Ant Sibthorpe

Sub-Centimeter Precision Orbit Determination with GPS for Ocean Altimetry

We assess the accuracy of JPLs estimated OSTM/Jason-2 Global Positioning System (GPS)-determined orbits based on residuals to independent satellite laser ranging (SLR) data, compared with orbits produced by different software from different data (SLR/DORIS), Geophysical Data Record version C (GDR-C) orbits, and altimeter crossover tests. All of these tests are consistent with sub-cm radial accuracy: high elevation SLR residual standard deviation lies at 6.8 mm, RMS differences from GDR-C in the radial component typically fall below a cm, and altimeter crossovers from JPL orbits have a variance 89 mm2 smaller than altimeter crossovers from GDR-C orbits. Although RMS differences between radial components of different orbit solutions typically lie below a cm, we observe systematic dependences on both time and geography. The improved precision and accuracy of JPLs OSTM/Jason-2 orbit solutions rely on a new algorithm for applying constraints to integer carrier phase ambiguities. This algorithm is sufficiently robust to improve solutions despite half-cycle carrier phase identification issues in OSTM/Jason-2s BlackJack receiver. Although Jason-1 receiver performance differs, our algorithm should extend to Jason-1 processing (during the time span of nominal GPS receiver operations).

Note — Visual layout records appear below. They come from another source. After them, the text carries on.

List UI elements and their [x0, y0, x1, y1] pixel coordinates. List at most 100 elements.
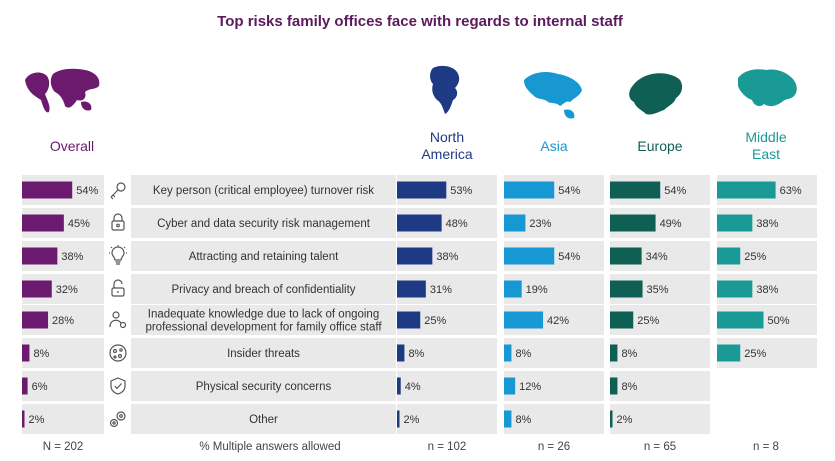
shield-check-icon [110, 377, 126, 395]
category-label-7: Physical security concerns [196, 381, 332, 393]
bar-asia-3 [504, 247, 555, 265]
category-label-2: Cyber and data security risk management [157, 218, 371, 230]
bar-europe-1 [610, 181, 661, 199]
bar-europe-5 [610, 311, 634, 329]
value-label-north-america-4: 31% [430, 284, 452, 296]
value-label-overall-4: 32% [56, 284, 78, 296]
value-label-north-america-3: 38% [436, 251, 458, 263]
value-label-north-america-7: 4% [405, 381, 421, 393]
value-label-middle-east-4: 38% [756, 284, 778, 296]
bar-europe-2 [610, 214, 656, 232]
value-label-europe-8: 2% [617, 414, 633, 426]
category-label-4: Privacy and breach of confidentiality [171, 284, 355, 296]
cell-bg [504, 338, 604, 368]
bar-middle-east-5 [717, 311, 764, 329]
value-label-europe-2: 49% [660, 218, 682, 230]
bar-asia-7 [504, 377, 516, 395]
footnote: % Multiple answers allowed [199, 441, 340, 453]
bar-middle-east-4 [717, 280, 753, 298]
open-lock-icon [111, 279, 125, 297]
bar-europe-8 [610, 410, 613, 428]
bar-overall-3 [22, 247, 58, 265]
value-label-asia-2: 23% [529, 218, 551, 230]
bar-europe-7 [610, 377, 618, 395]
category-label-3: Attracting and retaining talent [189, 251, 339, 263]
north-america-map-icon [430, 65, 460, 115]
cell-bg [22, 338, 104, 368]
padlock-icon [111, 213, 125, 231]
person-gear-icon [109, 311, 127, 329]
value-label-europe-6: 8% [621, 348, 637, 360]
value-label-asia-1: 54% [558, 185, 580, 197]
value-label-asia-4: 19% [526, 284, 548, 296]
cell-bg [610, 338, 710, 368]
bar-asia-5 [504, 311, 544, 329]
sample-size-asia: n = 26 [538, 441, 570, 453]
value-label-north-america-5: 25% [424, 315, 446, 327]
sample-size-europe: n = 65 [644, 441, 676, 453]
cookie-icon [109, 344, 127, 362]
cell-bg [504, 371, 604, 401]
bar-north-america-6 [397, 344, 405, 362]
bar-north-america-4 [397, 280, 426, 298]
lightbulb-icon [109, 245, 127, 265]
value-label-north-america-1: 53% [450, 185, 472, 197]
cell-bg [397, 404, 497, 434]
bar-middle-east-3 [717, 247, 741, 265]
bar-europe-6 [610, 344, 618, 362]
world-map-icon [25, 68, 100, 113]
value-label-europe-4: 35% [647, 284, 669, 296]
value-label-europe-7: 8% [621, 381, 637, 393]
cell-bg [610, 404, 710, 434]
value-label-middle-east-5: 50% [768, 315, 790, 327]
value-label-overall-3: 38% [61, 251, 83, 263]
cell-bg [504, 404, 604, 434]
bar-asia-4 [504, 280, 522, 298]
bar-overall-4 [22, 280, 52, 298]
bar-north-america-3 [397, 247, 433, 265]
label-cell-bg [131, 175, 396, 205]
bar-north-america-1 [397, 181, 447, 199]
category-label-8: Other [249, 414, 278, 426]
sample-size-middle-east: n = 8 [753, 441, 779, 453]
bar-overall-5 [22, 311, 49, 329]
sample-size-overall: N = 202 [43, 441, 84, 453]
label-cell-bg [131, 274, 396, 304]
bar-overall-7 [22, 377, 28, 395]
label-cell-bg [131, 241, 396, 271]
bar-north-america-7 [397, 377, 401, 395]
value-label-asia-3: 54% [558, 251, 580, 263]
key-icon [110, 182, 126, 200]
series-label-middle-east: Middle East [745, 129, 786, 162]
value-label-europe-1: 54% [664, 185, 686, 197]
value-label-middle-east-1: 63% [780, 185, 802, 197]
bar-middle-east-1 [717, 181, 776, 199]
cell-bg [397, 371, 497, 401]
value-label-overall-1: 54% [76, 185, 98, 197]
sample-size-north-america: n = 102 [428, 441, 467, 453]
value-label-north-america-2: 48% [446, 218, 468, 230]
bar-north-america-2 [397, 214, 442, 232]
bar-overall-2 [22, 214, 64, 232]
bar-north-america-5 [397, 311, 421, 329]
gears-icon [109, 411, 126, 428]
middle-east-map-icon [738, 69, 797, 107]
bar-europe-3 [610, 247, 642, 265]
value-label-overall-6: 8% [33, 348, 49, 360]
bar-overall-8 [22, 410, 25, 428]
value-label-asia-8: 8% [515, 414, 531, 426]
value-label-north-america-8: 2% [404, 414, 420, 426]
value-label-north-america-6: 8% [408, 348, 424, 360]
bar-europe-4 [610, 280, 643, 298]
value-label-asia-7: 12% [519, 381, 541, 393]
category-label-1: Key person (critical employee) turnover … [153, 185, 374, 197]
bar-middle-east-2 [717, 214, 753, 232]
bar-asia-1 [504, 181, 555, 199]
cell-bg [610, 371, 710, 401]
category-label-6: Insider threats [227, 348, 300, 360]
value-label-asia-6: 8% [515, 348, 531, 360]
series-label-europe: Europe [637, 138, 682, 154]
category-label-5: Inadequate knowledge due to lack of ongo… [145, 309, 382, 334]
value-label-overall-7: 6% [32, 381, 48, 393]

Calibration and Validation of the Jason-2/OSTM Advanced Microwave Radiometer Using Terrestrial GPS Stations

We use estimates of zenith tropospheric delay from terrestrial Global Positioning System (GPS) stations to validate the wet path-delay measurements from the Jason-2/Ocean Surface Topography Mission (OSTM) Advanced Microwave Radiometer (AMR). We validate the AMR wet path-delay measurements provided in the version “T” Geophysical Data Records (GDRs) and those generated using a recently developed coastal algorithm that will be applied to the version “C” GDRs. The new coastal algorithm reduces the variance of the GPS-AMR differences by as much as 28% within 25 km of land. This algorithm also facilitates open-ocean measurement accuracies as close to land as 15 km (as opposed to 25 km). We perform AMR/GPS comparisons with three different troposphere-mapping functions for the GPS-based estimates: Niell, Global, and Vienna. The choice of mapping function has minimal impact on our results, although the Vienna mapping function provided the smallest variance in the AMR–GPS differences.